Dissent is Democracy

Aseem Ahmad

The acts of retribution by government agencies against young boys involved in incidents of stone pelting won’t salvage the state of the frequent upsurge in separatist uprisings. The unprecedented use of Public Safety Act (PSA) against Kashmiri boys, many of whom haven’t entered adulthood as yet, seems to be the only solution available with the government to constraint their expression of dissent. PSA is the most abused preventive measure available with state government for denying the people, especially younger generations, expression of dissent, irrespective of whether the mode is a bullet, a stone or a mere slogan. The law does seem to be blind when it comes to the implementation of the arbitrary act.

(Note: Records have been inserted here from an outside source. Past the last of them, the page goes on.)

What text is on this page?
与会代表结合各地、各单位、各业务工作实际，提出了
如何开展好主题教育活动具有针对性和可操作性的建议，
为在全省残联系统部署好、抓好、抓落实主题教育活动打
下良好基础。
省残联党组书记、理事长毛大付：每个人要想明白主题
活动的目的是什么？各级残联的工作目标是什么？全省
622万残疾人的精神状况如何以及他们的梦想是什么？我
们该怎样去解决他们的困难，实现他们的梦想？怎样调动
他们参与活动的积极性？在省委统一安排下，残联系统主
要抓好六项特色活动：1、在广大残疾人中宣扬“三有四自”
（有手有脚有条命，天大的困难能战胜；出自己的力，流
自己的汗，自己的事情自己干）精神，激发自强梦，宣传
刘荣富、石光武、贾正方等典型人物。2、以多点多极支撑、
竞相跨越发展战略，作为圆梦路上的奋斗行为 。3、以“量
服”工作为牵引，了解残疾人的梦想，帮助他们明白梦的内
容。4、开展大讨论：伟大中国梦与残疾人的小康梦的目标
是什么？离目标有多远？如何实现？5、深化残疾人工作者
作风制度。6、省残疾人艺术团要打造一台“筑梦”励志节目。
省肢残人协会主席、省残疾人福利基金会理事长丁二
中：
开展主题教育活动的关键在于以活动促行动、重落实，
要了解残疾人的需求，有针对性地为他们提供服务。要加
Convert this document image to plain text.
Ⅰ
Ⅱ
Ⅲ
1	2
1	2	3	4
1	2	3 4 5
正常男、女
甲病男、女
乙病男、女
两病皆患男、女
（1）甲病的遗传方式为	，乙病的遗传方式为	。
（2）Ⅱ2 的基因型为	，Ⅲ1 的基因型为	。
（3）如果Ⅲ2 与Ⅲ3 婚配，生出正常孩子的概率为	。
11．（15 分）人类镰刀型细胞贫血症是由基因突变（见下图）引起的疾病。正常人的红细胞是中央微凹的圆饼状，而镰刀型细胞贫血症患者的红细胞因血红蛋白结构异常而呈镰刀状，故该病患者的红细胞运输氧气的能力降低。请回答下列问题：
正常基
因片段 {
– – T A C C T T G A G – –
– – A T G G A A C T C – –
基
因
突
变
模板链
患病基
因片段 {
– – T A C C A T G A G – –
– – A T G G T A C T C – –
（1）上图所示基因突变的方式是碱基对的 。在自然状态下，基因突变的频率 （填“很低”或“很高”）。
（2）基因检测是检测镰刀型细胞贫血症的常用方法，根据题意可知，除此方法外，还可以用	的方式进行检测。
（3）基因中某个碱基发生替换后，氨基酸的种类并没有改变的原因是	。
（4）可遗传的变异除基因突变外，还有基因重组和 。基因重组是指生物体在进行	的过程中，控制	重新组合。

The act came into existence in 1978 to prevent the indiscriminate loot of the green gold in the state. However, the recent history of Kashmir is replete with incidents where the draconian law was used against political rivals. Voices that were raised against the Indira- Abdullah accord of 1975 were denied the public space by bringing in the services of the act. National Conference, the longest ruling party of the state, does seem to carry on the legacy of their founding father.

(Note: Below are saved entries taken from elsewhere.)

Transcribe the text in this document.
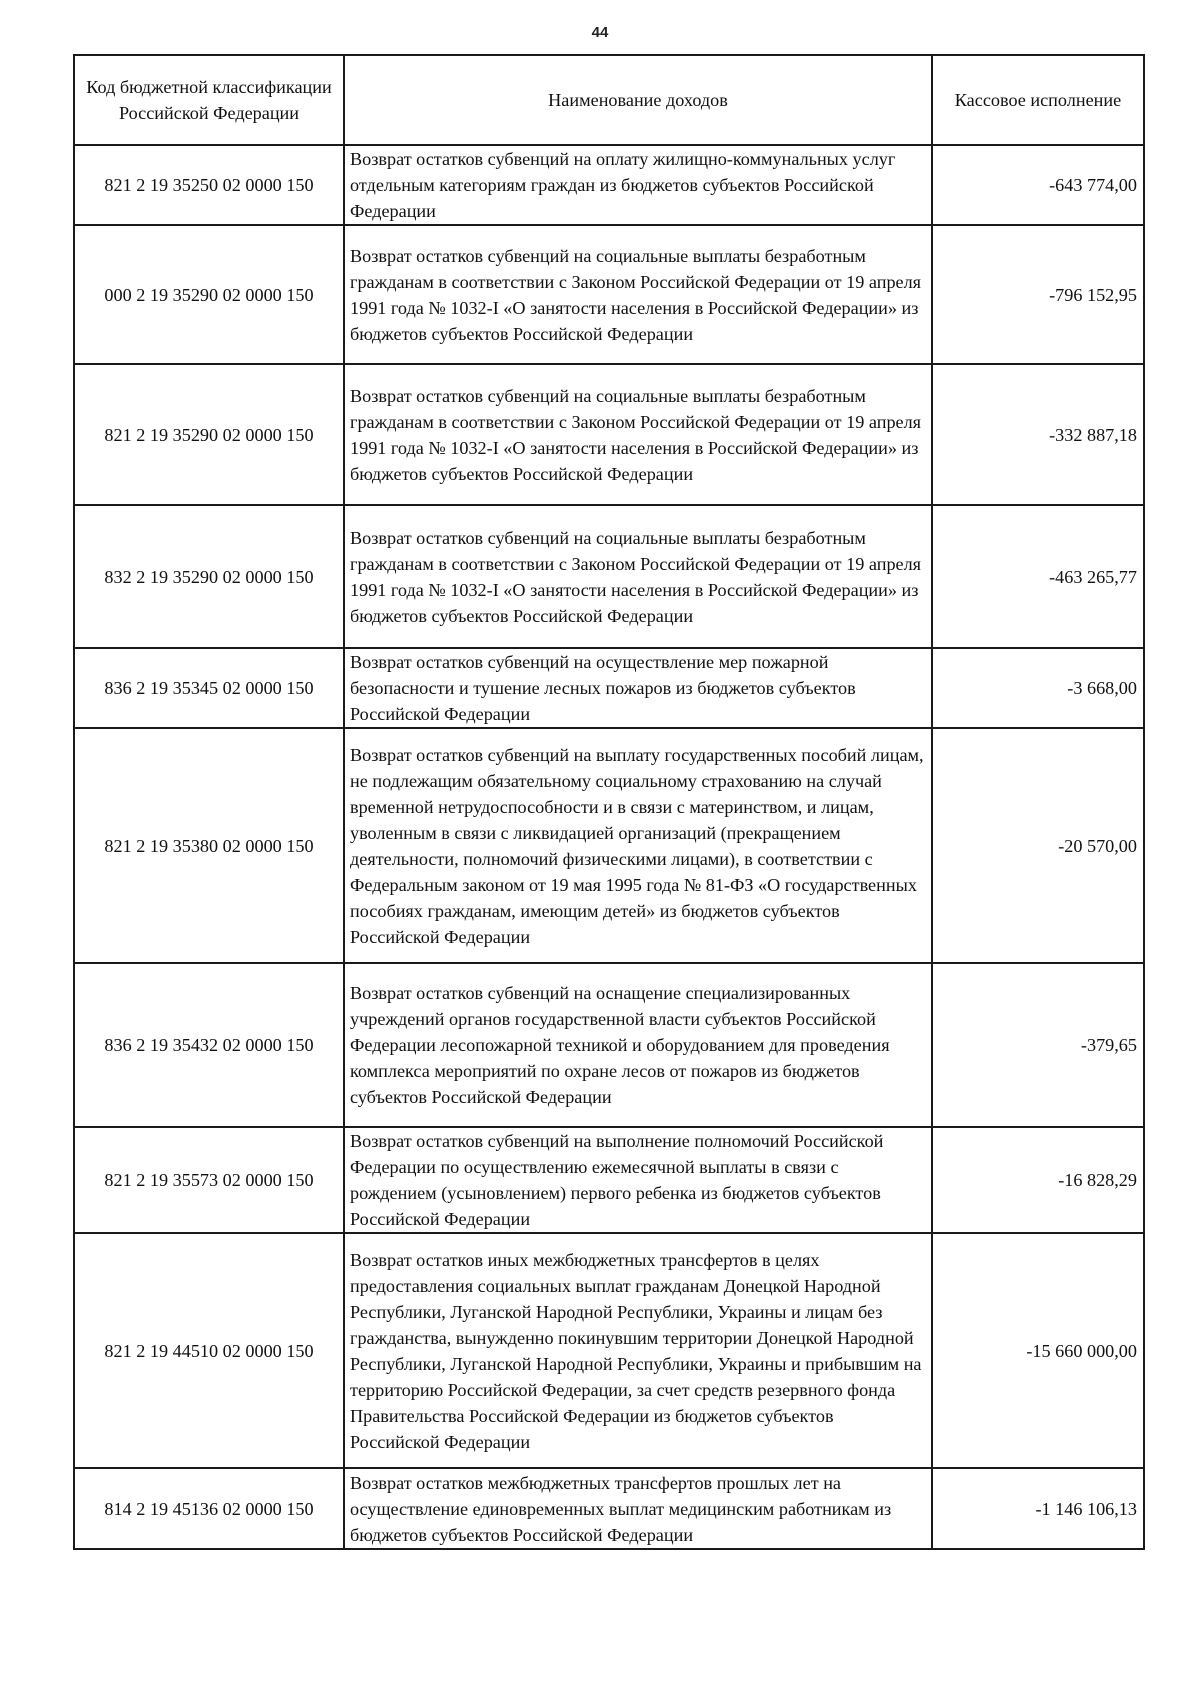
44
Код бюджетной классификации Российской Федерации	Наименование доходов	Кассовое исполнение
821 2 19 35250 02 0000 150	Возврат остатков субвенций на оплату жилищно-коммунальных услуг отдельным категориям граждан из бюджетов субъектов Российской Федерации	-643 774,00
000 2 19 35290 02 0000 150	Возврат остатков субвенций на социальные выплаты безработным гражданам в соответствии с Законом Российской Федерации от 19 апреля 1991 года № 1032-I «О занятости населения в Российской Федерации» из бюджетов субъектов Российской Федерации	-796 152,95
821 2 19 35290 02 0000 150	Возврат остатков субвенций на социальные выплаты безработным гражданам в соответствии с Законом Российской Федерации от 19 апреля 1991 года № 1032-I «О занятости населения в Российской Федерации» из бюджетов субъектов Российской Федерации	-332 887,18
832 2 19 35290 02 0000 150	Возврат остатков субвенций на социальные выплаты безработным гражданам в соответствии с Законом Российской Федерации от 19 апреля 1991 года № 1032-I «О занятости населения в Российской Федерации» из бюджетов субъектов Российской Федерации	-463 265,77
836 2 19 35345 02 0000 150	Возврат остатков субвенций на осуществление мер пожарной безопасности и тушение лесных пожаров из бюджетов субъектов Российской Федерации	-3 668,00
821 2 19 35380 02 0000 150	Возврат остатков субвенций на выплату государственных пособий лицам, не подлежащим обязательному социальному страхованию на случай временной нетрудоспособности и в связи с материнством, и лицам, уволенным в связи с ликвидацией организаций (прекращением деятельности, полномочий физическими лицами), в соответствии с Федеральным законом от 19 мая 1995 года № 81-ФЗ «О государственных пособиях гражданам, имеющим детей» из бюджетов субъектов Российской Федерации	-20 570,00
836 2 19 35432 02 0000 150	Возврат остатков субвенций на оснащение специализированных учреждений органов государственной власти субъектов Российской Федерации лесопожарной техникой и оборудованием для проведения комплекса мероприятий по охране лесов от пожаров из бюджетов субъектов Российской Федерации	-379,65
821 2 19 35573 02 0000 150	Возврат остатков субвенций на выполнение полномочий Российской Федерации по осуществлению ежемесячной выплаты в связи с рождением (усыновлением) первого ребенка из бюджетов субъектов Российской Федерации	-16 828,29
821 2 19 44510 02 0000 150	Возврат остатков иных межбюджетных трансфертов в целях предоставления социальных выплат гражданам Донецкой Народной Республики, Луганской Народной Республики, Украины и лицам без гражданства, вынужденно покинувшим территории Донецкой Народной Республики, Луганской Народной Республики, Украины и прибывшим на территорию Российской Федерации, за счет средств резервного фонда Правительства Российской Федерации из бюджетов субъектов Российской Федерации	-15 660 000,00
814 2 19 45136 02 0000 150	Возврат остатков межбюджетных трансфертов прошлых лет на осуществление единовременных выплат медицинским работникам из бюджетов субъектов Российской Федерации	-1 146 106,13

In 1990, the act was amended in the wake of militancy and hundreds of gun-wielding Kashmiri young men were sent to dungeons in and outside state by the power of the act. The irony of the matter is that in a number of incidents, fathers, brothers, friends and mere acquaintances of militants were taken to task through the unbridled use of the act.

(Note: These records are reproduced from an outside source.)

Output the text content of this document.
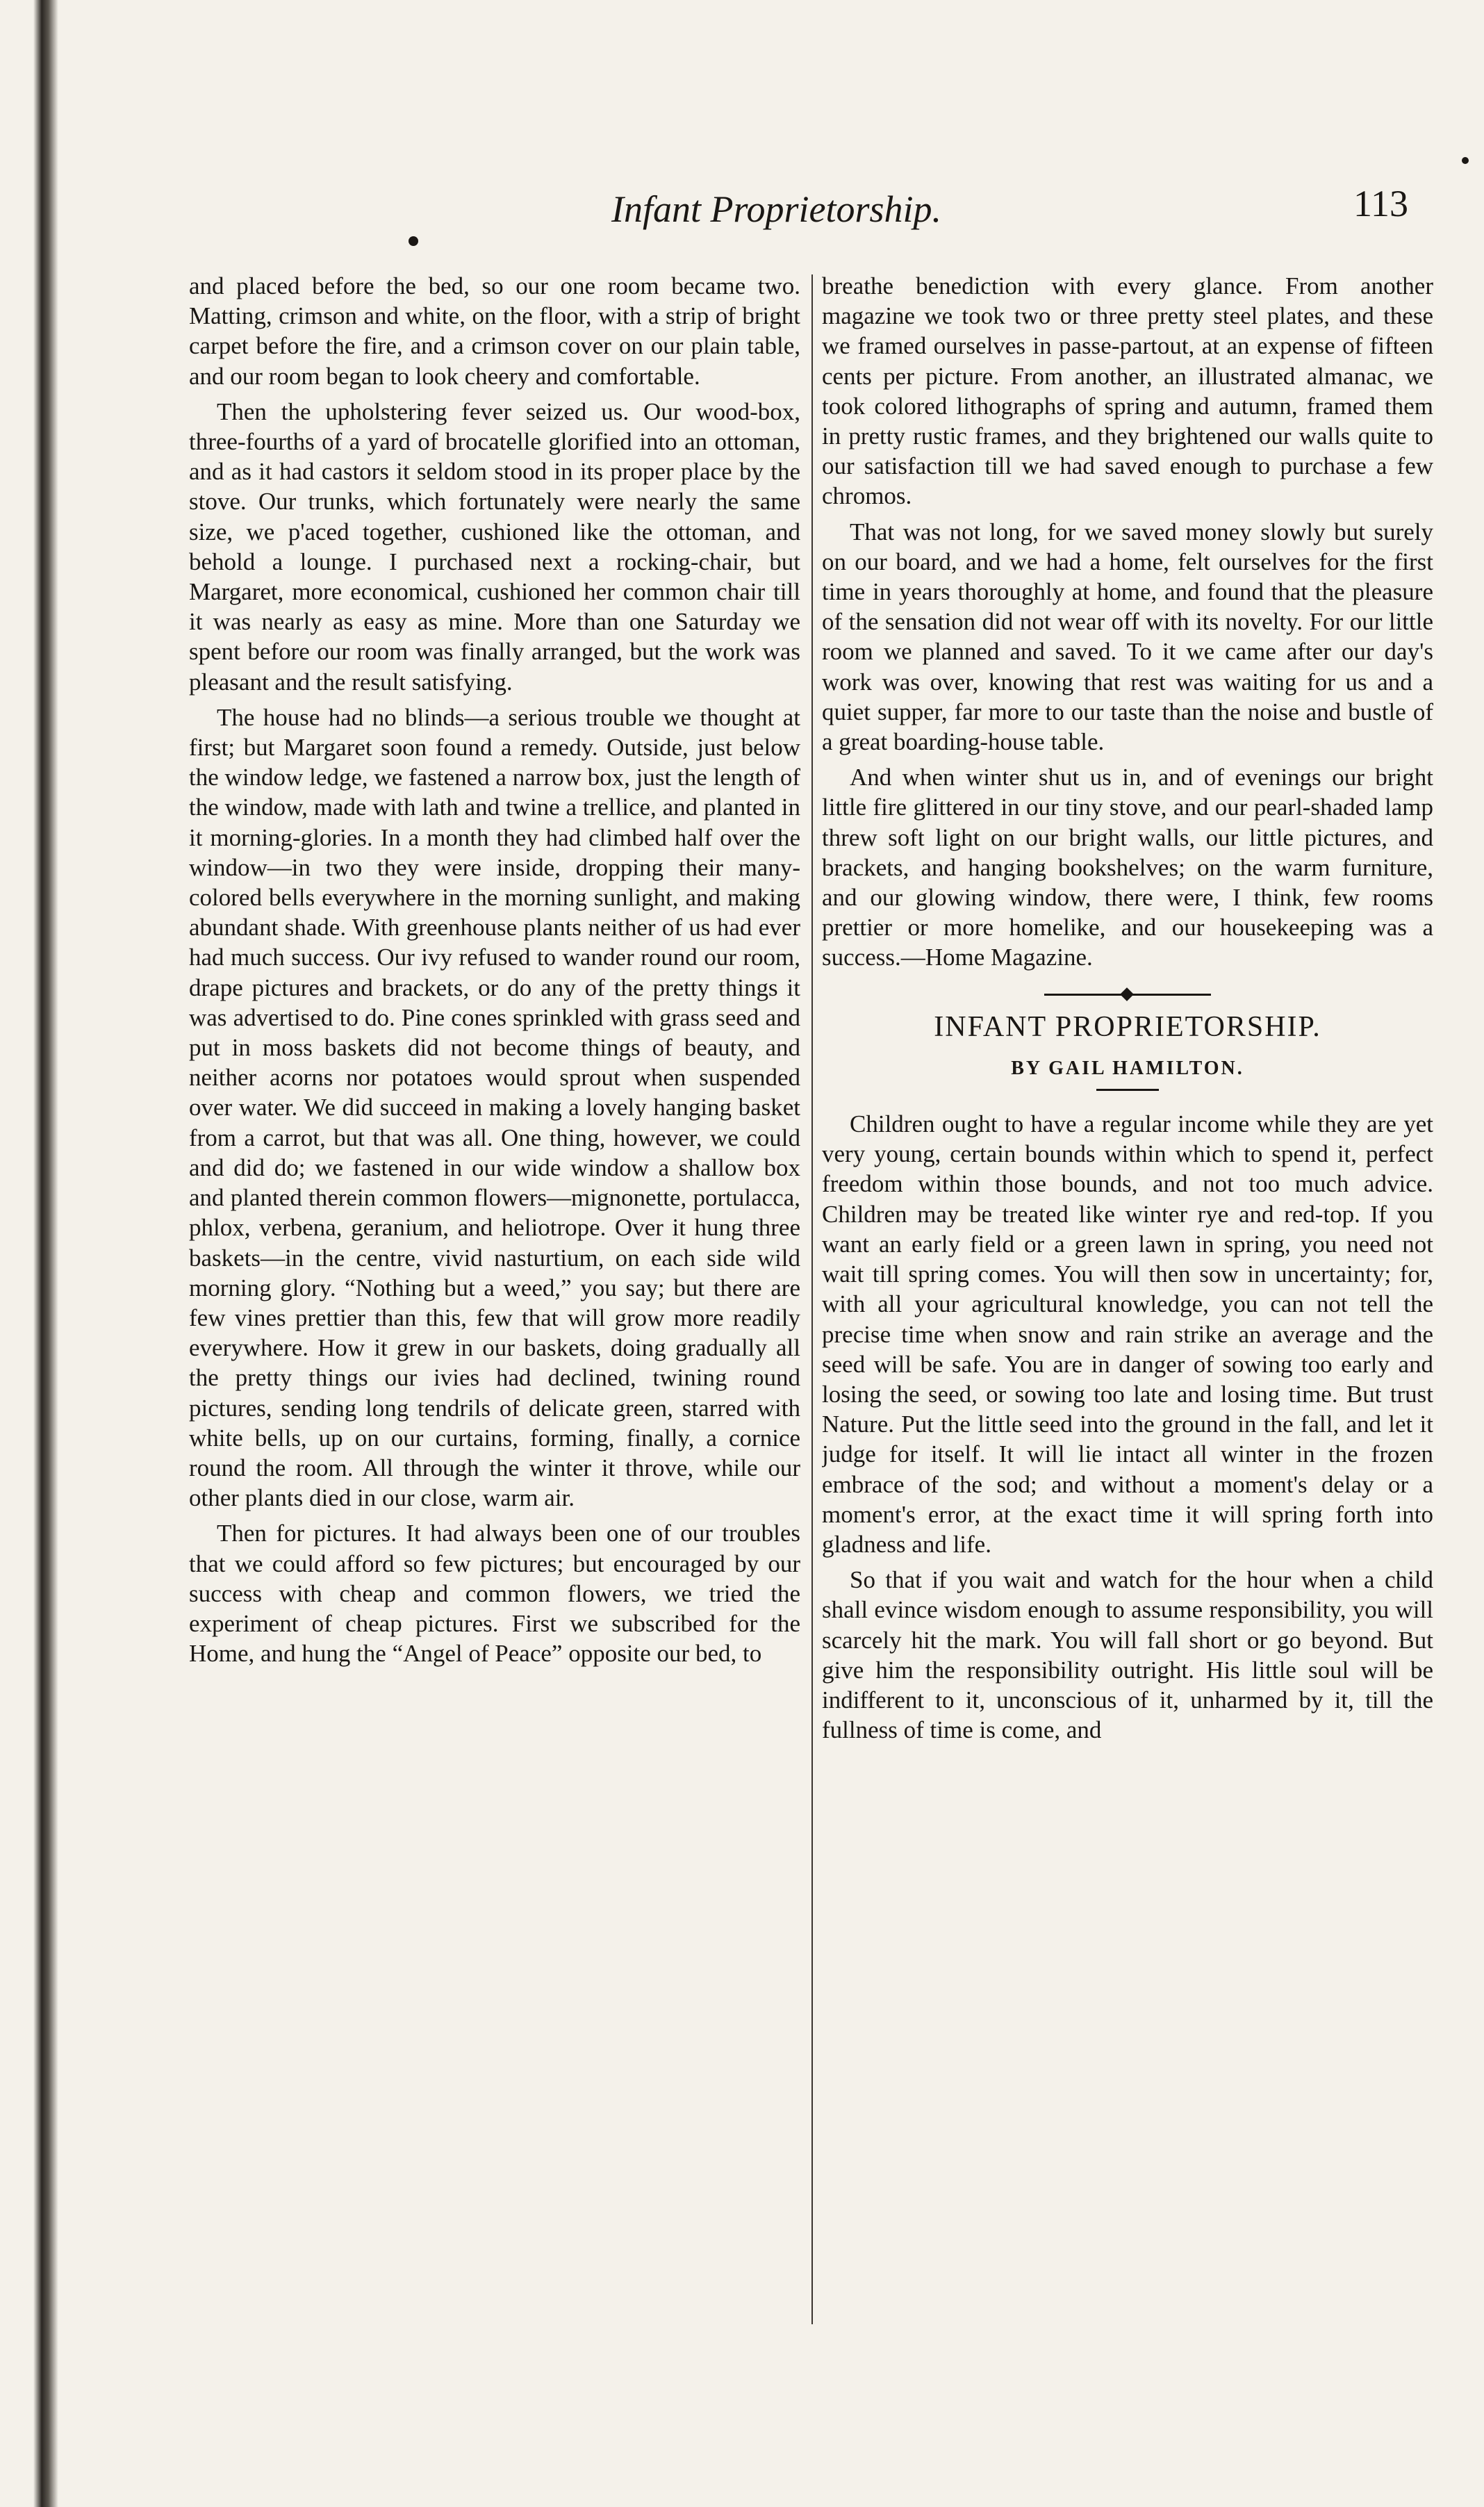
Infant Proprietorship.	113

and placed before the bed, so our one room became two. Matting, crimson and white, on the floor, with a strip of bright carpet before the fire, and a crimson cover on our plain table, and our room began to look cheery and comfortable.

Then the upholstering fever seized us. Our wood-box, three-fourths of a yard of brocatelle glorified into an ottoman, and as it had castors it seldom stood in its proper place by the stove. Our trunks, which fortunately were nearly the same size, we p'aced together, cushioned like the ottoman, and behold a lounge. I purchased next a rocking-chair, but Margaret, more economical, cushioned her common chair till it was nearly as easy as mine. More than one Saturday we spent before our room was finally arranged, but the work was pleasant and the result satisfying.

The house had no blinds—a serious trouble we thought at first; but Margaret soon found a remedy. Outside, just below the window ledge, we fastened a narrow box, just the length of the window, made with lath and twine a trellice, and planted in it morning-glories. In a month they had climbed half over the window—in two they were inside, dropping their many-colored bells everywhere in the morning sunlight, and making abundant shade. With greenhouse plants neither of us had ever had much success. Our ivy refused to wander round our room, drape pictures and brackets, or do any of the pretty things it was advertised to do. Pine cones sprinkled with grass seed and put in moss baskets did not become things of beauty, and neither acorns nor potatoes would sprout when suspended over water. We did succeed in making a lovely hanging basket from a carrot, but that was all. One thing, however, we could and did do; we fastened in our wide window a shallow box and planted therein common flowers—mignonette, portulacca, phlox, verbena, geranium, and heliotrope. Over it hung three baskets—in the centre, vivid nasturtium, on each side wild morning glory. “Nothing but a weed,” you say; but there are few vines prettier than this, few that will grow more readily everywhere. How it grew in our baskets, doing gradually all the pretty things our ivies had declined, twining round pictures, sending long tendrils of delicate green, starred with white bells, up on our curtains, forming, finally, a cornice round the room. All through the winter it throve, while our other plants died in our close, warm air.

Then for pictures. It had always been one of our troubles that we could afford so few pictures; but encouraged by our success with cheap and common flowers, we tried the experiment of cheap pictures. First we subscribed for the Home, and hung the “Angel of Peace” opposite our bed, to

breathe benediction with every glance. From another magazine we took two or three pretty steel plates, and these we framed ourselves in passe-partout, at an expense of fifteen cents per picture. From another, an illustrated almanac, we took colored lithographs of spring and autumn, framed them in pretty rustic frames, and they brightened our walls quite to our satisfaction till we had saved enough to purchase a few chromos.

That was not long, for we saved money slowly but surely on our board, and we had a home, felt ourselves for the first time in years thoroughly at home, and found that the pleasure of the sensation did not wear off with its novelty. For our little room we planned and saved. To it we came after our day's work was over, knowing that rest was waiting for us and a quiet supper, far more to our taste than the noise and bustle of a great boarding-house table.

And when winter shut us in, and of evenings our bright little fire glittered in our tiny stove, and our pearl-shaded lamp threw soft light on our bright walls, our little pictures, and brackets, and hanging bookshelves; on the warm furniture, and our glowing window, there were, I think, few rooms prettier or more homelike, and our housekeeping was a success.—Home Magazine.

INFANT PROPRIETORSHIP.
BY GAIL HAMILTON.

Children ought to have a regular income while they are yet very young, certain bounds within which to spend it, perfect freedom within those bounds, and not too much advice. Children may be treated like winter rye and red-top. If you want an early field or a green lawn in spring, you need not wait till spring comes. You will then sow in uncertainty; for, with all your agricultural knowledge, you can not tell the precise time when snow and rain strike an average and the seed will be safe. You are in danger of sowing too early and losing the seed, or sowing too late and losing time. But trust Nature. Put the little seed into the ground in the fall, and let it judge for itself. It will lie intact all winter in the frozen embrace of the sod; and without a moment's delay or a moment's error, at the exact time it will spring forth into gladness and life.

So that if you wait and watch for the hour when a child shall evince wisdom enough to assume responsibility, you will scarcely hit the mark. You will fall short or go beyond. But give him the responsibility outright. His little soul will be indifferent to it, unconscious of it, unharmed by it, till the fullness of time is come, and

The modus operandi of PSA circumvents all known principles of human justice. Two subsystems of executive, one of the pillars of democracy, connive to deny a human his natural right, the right to express. A person detained by police on charges, fictitious or otherwise, is produced before an executive magistrate with the recommendation that the person may be booked under PSA. The district magistrate without even bothering to see the face of the individual in many cases, just with a mark on a sheet of paper, denies a human his freedom for whatever period he/she deems fit. The discretionary powers vested with the executive in slapping PSA are arbitrary and makes joke of democracy.

The noise that is being created against AFSPA with none other than CM as its champion does lose the steam in the face of indiscriminate use of PSA in the state. PSA is a state subject and could be easily done away with by a simple majority vote of state assembly. They say charity begins at home and it is high time for Omar Abdullah to show the world that arbitrary punitive laws have no place in a society that is hurt by decades of conflict.

Young men booked under PSA once have to carry this taboo for their entire lives. They, in fact, lose their right to live a normal life. The stamp of being booked takes away their right to earn a decent livelihood, and to live a respectable life in society.

Research in social psychology has firmly established that teenage is a volatile age, and aggression, frustration, etc. is quite normal to this period of life. Instead of providing these young men opportunities to make constructive use of this teenage aggression, the state is actually punishing them for what in reality are their natural tendencies and all principles of natural justice emanate from nature.